Because I hate that cliffhanger allegation enough that I Googled “cliffhanger” so I could say, “Look people, this is a cliffhanger, what I do isn’t.” Then I found that the definition is broad enough to cover what I do. Crap.
So let me offer my own definition. I tend to think of scenes as having hooks and buttons. Every cliffhanger is a button, but not every button is a cliffhanger. Every scene should be necessary in a book; each scene should have parties in conflict. By the end of the scene, someone wins, someone loses, or both lose, or both win. Now, if the winning of this conflict—we’ll send a fellowship of 9 to destroy the ring—leads to more conflict (destroying the ring will be opposed), and especially if it leads to different types of conflict (Arwen doesn’t want you to go), you’ve got a nice button. Rising stakes. Direction.
That solution-of-problem-leads-to-more-problems is what makes a book a fast read, in my opinion. But the button itself can be anything that leads you into reading the next chapter, a particularly beautiful piece of writing, a rhetorical flourish, a revelation about some other character, or a new conflict. George R. R. Martin does this (with his huge chapters) brilliantly.
Book finales are a different beast. I believe each book—even in a big fantasy epic—should tell a complete story.

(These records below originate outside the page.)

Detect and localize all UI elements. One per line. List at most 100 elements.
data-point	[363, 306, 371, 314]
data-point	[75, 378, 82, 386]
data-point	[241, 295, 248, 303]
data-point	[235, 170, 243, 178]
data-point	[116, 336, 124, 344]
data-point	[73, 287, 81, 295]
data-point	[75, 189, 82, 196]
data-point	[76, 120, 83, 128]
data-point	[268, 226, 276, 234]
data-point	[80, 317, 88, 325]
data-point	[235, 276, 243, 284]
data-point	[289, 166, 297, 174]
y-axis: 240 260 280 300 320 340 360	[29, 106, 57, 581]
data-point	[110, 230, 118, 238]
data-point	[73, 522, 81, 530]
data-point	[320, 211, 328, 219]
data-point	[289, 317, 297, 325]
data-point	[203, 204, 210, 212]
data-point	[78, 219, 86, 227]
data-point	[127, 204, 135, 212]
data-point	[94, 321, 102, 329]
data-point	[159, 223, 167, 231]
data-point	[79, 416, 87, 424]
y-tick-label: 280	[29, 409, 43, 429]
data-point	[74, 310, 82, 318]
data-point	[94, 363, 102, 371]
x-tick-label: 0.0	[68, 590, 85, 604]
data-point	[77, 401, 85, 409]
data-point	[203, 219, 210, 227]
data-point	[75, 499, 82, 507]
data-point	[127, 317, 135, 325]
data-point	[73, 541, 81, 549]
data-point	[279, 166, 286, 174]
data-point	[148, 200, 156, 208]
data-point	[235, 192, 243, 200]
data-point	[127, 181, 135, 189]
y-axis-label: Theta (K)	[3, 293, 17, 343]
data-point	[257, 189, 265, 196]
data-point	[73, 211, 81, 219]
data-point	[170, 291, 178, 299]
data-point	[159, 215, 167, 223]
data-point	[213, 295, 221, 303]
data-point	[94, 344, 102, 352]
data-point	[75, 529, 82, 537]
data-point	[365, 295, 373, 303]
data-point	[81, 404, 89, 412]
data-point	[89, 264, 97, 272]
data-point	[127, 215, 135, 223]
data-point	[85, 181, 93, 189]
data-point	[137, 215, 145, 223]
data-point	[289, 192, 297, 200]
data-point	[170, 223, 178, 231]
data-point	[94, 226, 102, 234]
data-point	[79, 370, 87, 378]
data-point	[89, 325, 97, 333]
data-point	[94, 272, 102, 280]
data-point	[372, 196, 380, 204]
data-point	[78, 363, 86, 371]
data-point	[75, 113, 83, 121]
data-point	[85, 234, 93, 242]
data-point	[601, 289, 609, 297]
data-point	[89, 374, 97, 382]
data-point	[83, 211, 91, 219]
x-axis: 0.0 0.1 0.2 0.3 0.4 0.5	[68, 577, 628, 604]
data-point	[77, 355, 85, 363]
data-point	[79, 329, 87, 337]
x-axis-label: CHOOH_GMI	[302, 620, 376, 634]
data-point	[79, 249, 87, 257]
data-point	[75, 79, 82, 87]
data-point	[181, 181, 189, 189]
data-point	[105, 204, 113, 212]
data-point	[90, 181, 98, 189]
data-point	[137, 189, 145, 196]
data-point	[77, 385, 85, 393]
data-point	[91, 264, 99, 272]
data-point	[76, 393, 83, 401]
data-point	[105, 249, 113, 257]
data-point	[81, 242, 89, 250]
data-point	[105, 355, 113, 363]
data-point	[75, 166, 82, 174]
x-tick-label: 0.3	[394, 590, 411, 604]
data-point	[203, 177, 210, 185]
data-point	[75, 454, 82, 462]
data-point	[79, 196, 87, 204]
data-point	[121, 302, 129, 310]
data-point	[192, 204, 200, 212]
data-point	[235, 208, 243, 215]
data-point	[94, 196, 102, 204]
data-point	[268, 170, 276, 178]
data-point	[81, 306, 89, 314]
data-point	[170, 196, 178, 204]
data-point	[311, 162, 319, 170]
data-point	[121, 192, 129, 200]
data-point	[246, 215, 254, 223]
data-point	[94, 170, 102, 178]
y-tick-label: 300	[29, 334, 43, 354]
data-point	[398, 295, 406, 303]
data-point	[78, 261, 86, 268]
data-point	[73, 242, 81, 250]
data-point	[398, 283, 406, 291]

Say, the characters all care about saving the city. (Maybe we care more about the characters and whether the Girl is the Chosen One, but they are out to save the city.) By the end of the book, the city should be saved or lost. The more plotlines you actually wrap up, the more satisfying I think the book is: the guy who wanted to be king gets killed (and now will have considerable difficulty becoming king); the assassin who wanted to leave the business has left it; a new king is in charge. Point is, the story ends. If you thought it was just okay, or not that good, well, at least you got a whole story. You can move on to greener pastures. No trickery, no “I need to see how it ends, guess I’ll pony up another $8, but I’m ticked off about it.”
Now after the city’s saved or doomed, and you learn in the epilogue that the city was small potatoes and that the new king is going to cause serious trouble elsewhere, that—to my eyes—isn’t a cliffhanger. This book was about X, and X got resolved. The next book is going to be about Y.
I do that.
Okay, fine, so it is a cliffhanger, but it isn’t a cheat.